Reminisce with friends or get a group together to visit your old stomping grounds. If several of your acquaintances or neighbors recognized some of the historic Tuscaloosa sites we mentioned in last month’s blog you might want to go and visit them with others who spent time there. Who knows who else might have seen Elvis at the Memorial Coliseum that night in 1975 or given birth at the same local hospital? It could be fun to find out what everyone’s stories are.

If seeing the photos of Tuscaloosa and a little history about them jogged your memory, you might be suddenly brimming with stories you want to share. There are many excellent books and websites with tips for life writing. How to Write Your Own Life Story: The Classic Guide for the Nonprofessional Writer by Lois Daniel. If you think a little outside advice would add structure to your project, check it out of your local library, find it at a used bookstore like Tuscaloosa’s The Book Rack, or order it online.

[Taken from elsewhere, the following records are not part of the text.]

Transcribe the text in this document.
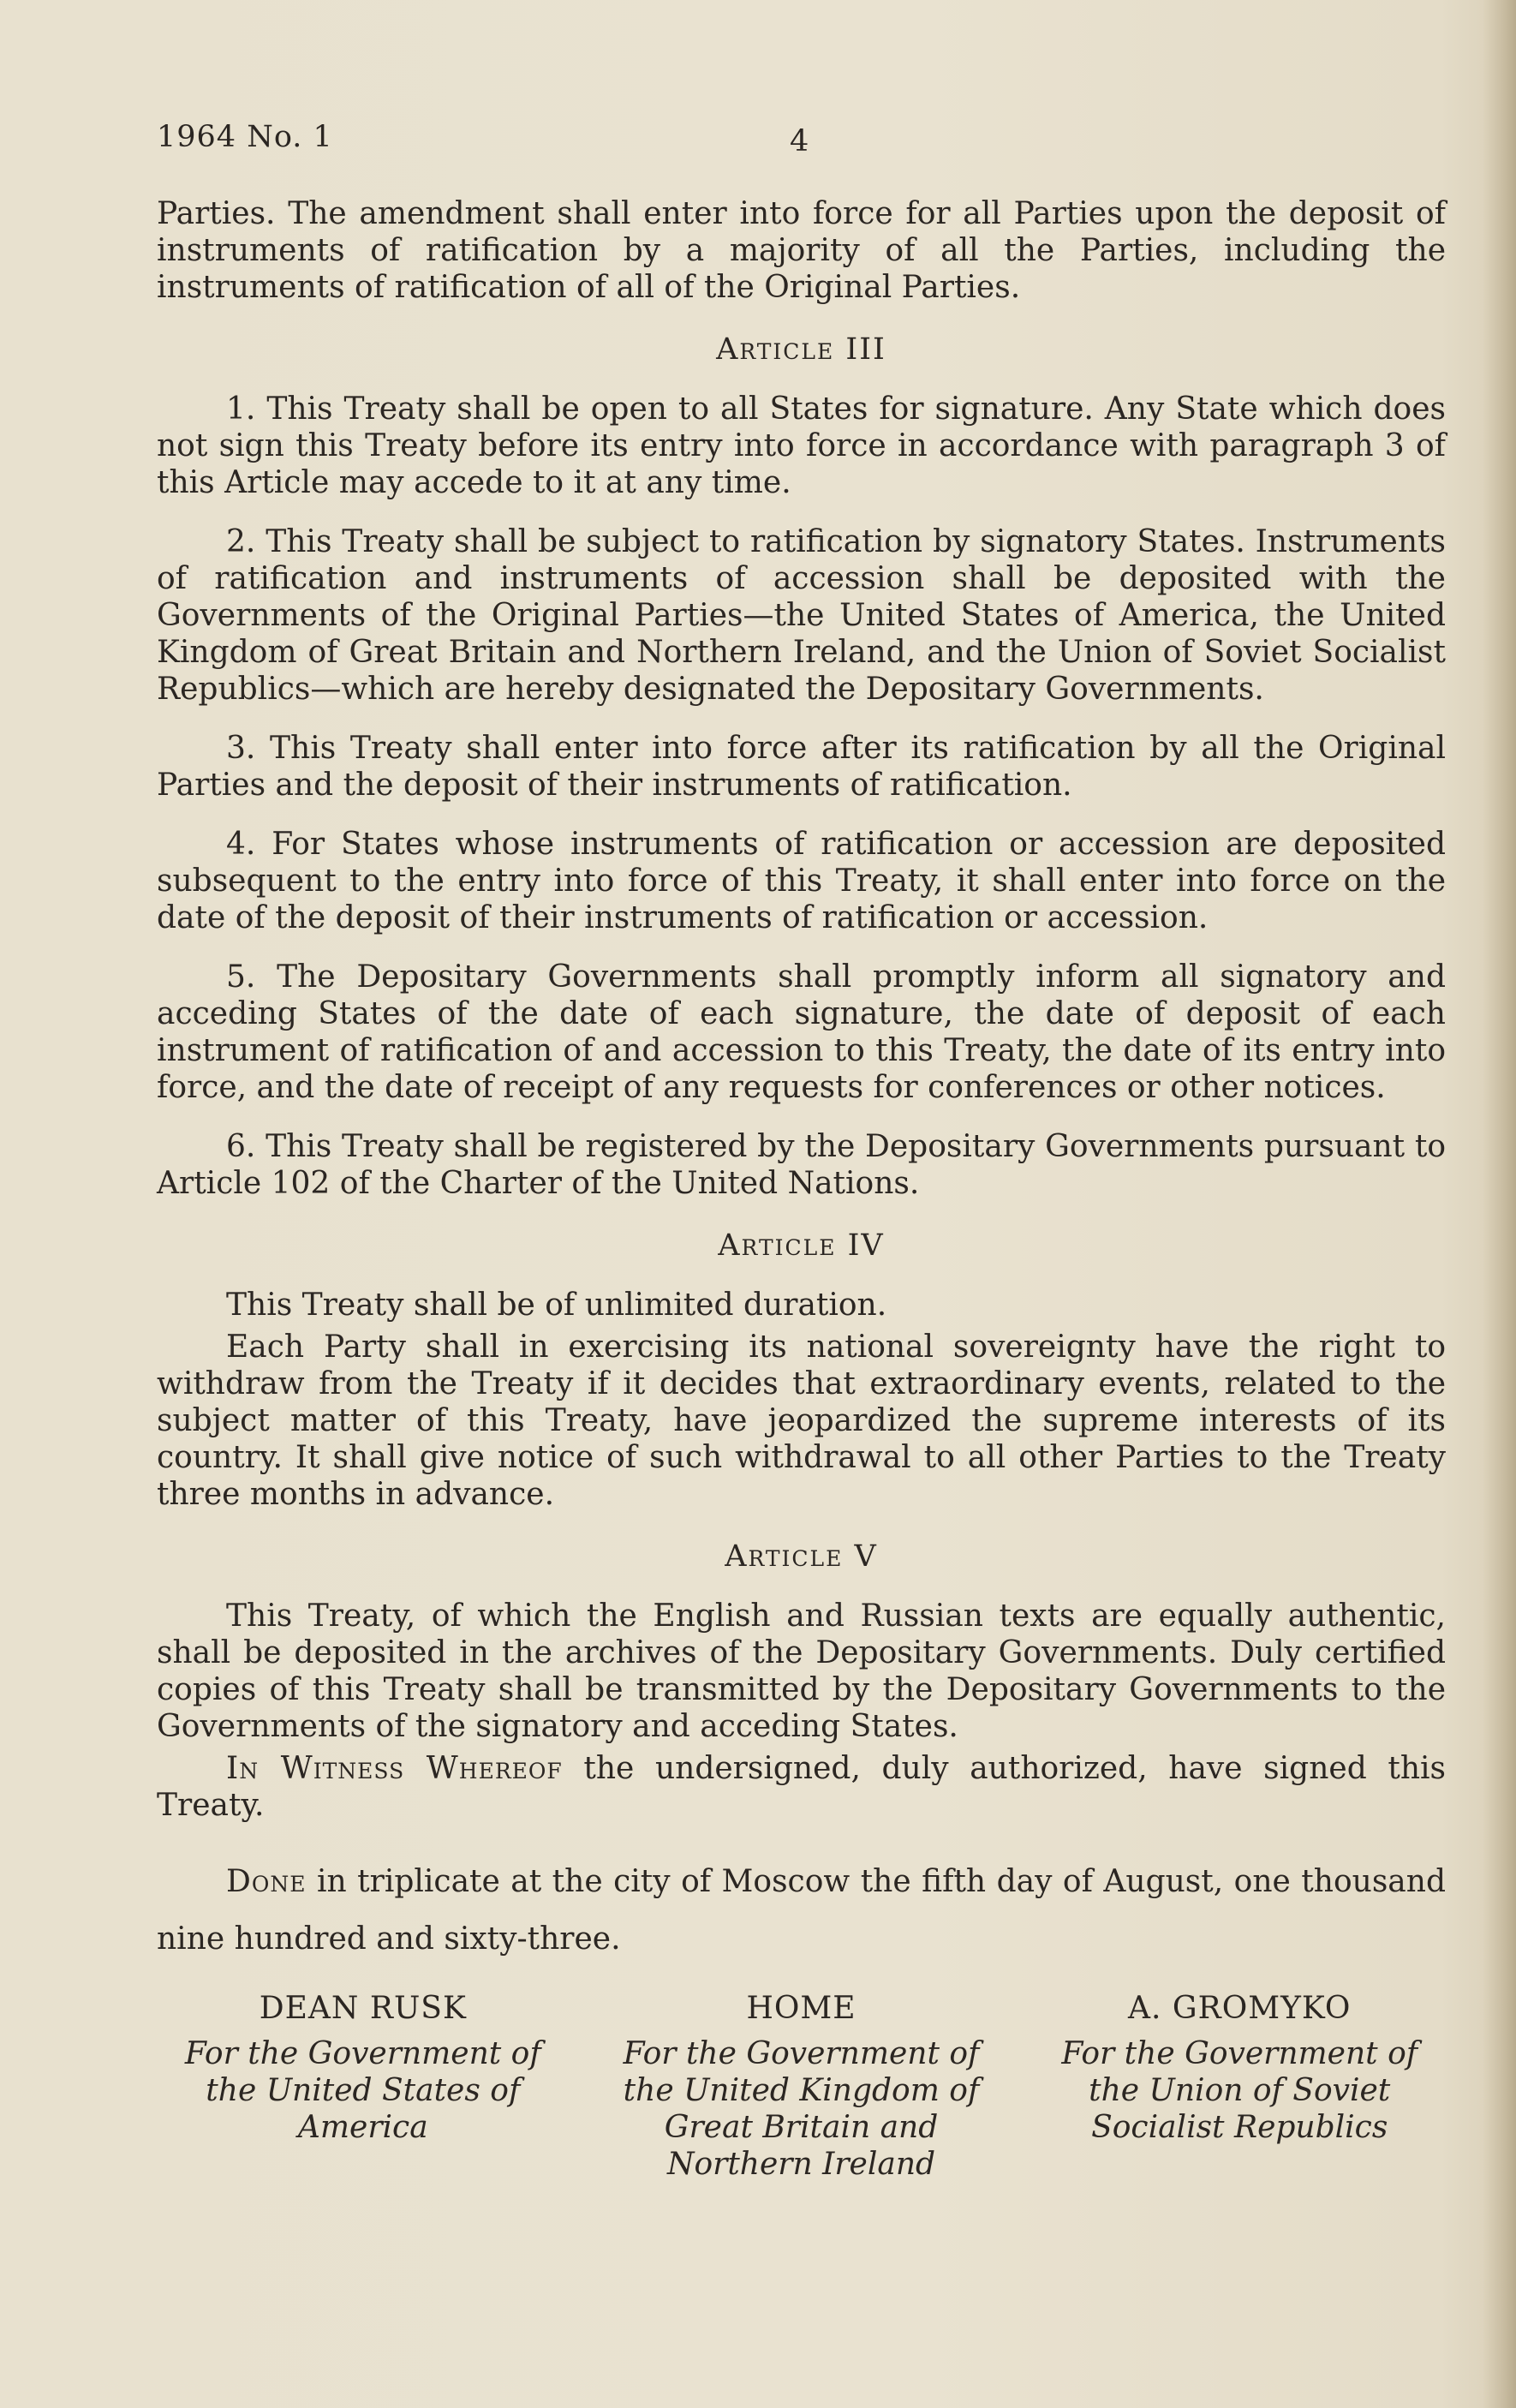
1964 No. 1	4

Parties. The amendment shall enter into force for all Parties upon the deposit of instruments of ratification by a majority of all the Parties, including the instruments of ratification of all of the Original Parties.

Article III

1. This Treaty shall be open to all States for signature. Any State which does not sign this Treaty before its entry into force in accordance with paragraph 3 of this Article may accede to it at any time.

2. This Treaty shall be subject to ratification by signatory States. Instruments of ratification and instruments of accession shall be deposited with the Governments of the Original Parties—the United States of America, the United Kingdom of Great Britain and Northern Ireland, and the Union of Soviet Socialist Republics—which are hereby designated the Depositary Governments.

3. This Treaty shall enter into force after its ratification by all the Original Parties and the deposit of their instruments of ratification.

4. For States whose instruments of ratification or accession are deposited subsequent to the entry into force of this Treaty, it shall enter into force on the date of the deposit of their instruments of ratification or accession.

5. The Depositary Governments shall promptly inform all signatory and acceding States of the date of each signature, the date of deposit of each instrument of ratification of and accession to this Treaty, the date of its entry into force, and the date of receipt of any requests for conferences or other notices.

6. This Treaty shall be registered by the Depositary Governments pursuant to Article 102 of the Charter of the United Nations.

Article IV

This Treaty shall be of unlimited duration.

Each Party shall in exercising its national sovereignty have the right to withdraw from the Treaty if it decides that extraordinary events, related to the subject matter of this Treaty, have jeopardized the supreme interests of its country. It shall give notice of such withdrawal to all other Parties to the Treaty three months in advance.

Article V

This Treaty, of which the English and Russian texts are equally authentic, shall be deposited in the archives of the Depositary Governments. Duly certified copies of this Treaty shall be transmitted by the Depositary Governments to the Governments of the signatory and acceding States.

In Witness Whereof the undersigned, duly authorized, have signed this Treaty.

Done in triplicate at the city of Moscow the fifth day of August, one thousand nine hundred and sixty-three.

DEAN RUSK
For the Government of the United States of America
HOME
For the Government of the United Kingdom of Great Britain and Northern Ireland
A. GROMYKO
For the Government of the Union of Soviet Socialist Republics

You might also try scrapbooking, making an audio recording of your memories, digitizing your photos to share in print albums with friends and family, or preserving old letters in album form. You have such a rich treasure trove of experiences it would be a shame not to make your reminiscences as easy to access as possible so you can revisit them whenever you like.

All these activities are a great way to share your stories with friends and family, who may be eager to hear about the many things you’ve seen and done and get to know you better by hearing about your past. We hope you have a great time walking down your own memory lane!